Bond yields at the longer end were up in the first quarter – the bellwether 10-year Treasury yield was up 0.8% this period. Short-term yields stayed at zero reflecting the Fed commitment to keep interest rates low. Bond returns are inversely related to changes in yield, which meant returns of about zero on short-term bonds – an index of long-term Treasury bonds was down almost 6% this quarter.
The Yield Curve shows the pattern of yields to maturity of U.S. Treasury securities over several maturities can be thought of as a series of expected future short-term interest rates through time.
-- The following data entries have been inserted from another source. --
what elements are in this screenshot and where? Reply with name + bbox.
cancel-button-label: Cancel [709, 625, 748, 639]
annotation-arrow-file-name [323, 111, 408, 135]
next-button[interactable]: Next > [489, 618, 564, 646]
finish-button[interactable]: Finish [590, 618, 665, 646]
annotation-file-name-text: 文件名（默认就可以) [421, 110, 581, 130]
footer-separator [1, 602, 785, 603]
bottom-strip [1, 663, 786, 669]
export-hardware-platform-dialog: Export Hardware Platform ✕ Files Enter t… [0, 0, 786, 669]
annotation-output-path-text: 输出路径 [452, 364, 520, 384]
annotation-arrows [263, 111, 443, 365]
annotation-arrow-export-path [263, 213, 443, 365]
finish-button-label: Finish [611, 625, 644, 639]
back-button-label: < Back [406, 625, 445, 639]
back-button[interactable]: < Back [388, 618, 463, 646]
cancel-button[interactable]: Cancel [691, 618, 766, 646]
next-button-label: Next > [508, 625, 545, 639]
The difference between the one-year yield and 10-year yield on Treasury securities is about 1.75% today. While the absolute levels of bond yields are low, this difference is large by historical standards and may be signaling higher rates ahead.
The Fed has been fighting the pandemic-induced recession by doing the best it can to keep interest rates low. Even though the Fed has announced it will maintain this strategy over the next few years, a more robust economy will provide cover for a rise in interest rates.
Based on the steepness of today’s Yield Curve, a robust recovery and extraordinary government spending, “up” is the most likely answer to the question: Where are interest rates going? We will see.
Inflation is beginning to be a concern. The $1.9 Trillion stimulus package plus talk of a $2 Trillion Infrastructure package all on top of a $3.1 Trillion deficit is unprecedented and brings uncertainty. The inflationary impact of spending to lessen the pain of a 100-year pandemic if managed well can be temporary. However, stimulus spending in a sharply growing economy, which many expect, can produce a sustained upward pressure on prices. Although there is no sign of anything that looks like inflation yet, from a historical perspective the ingredients are there.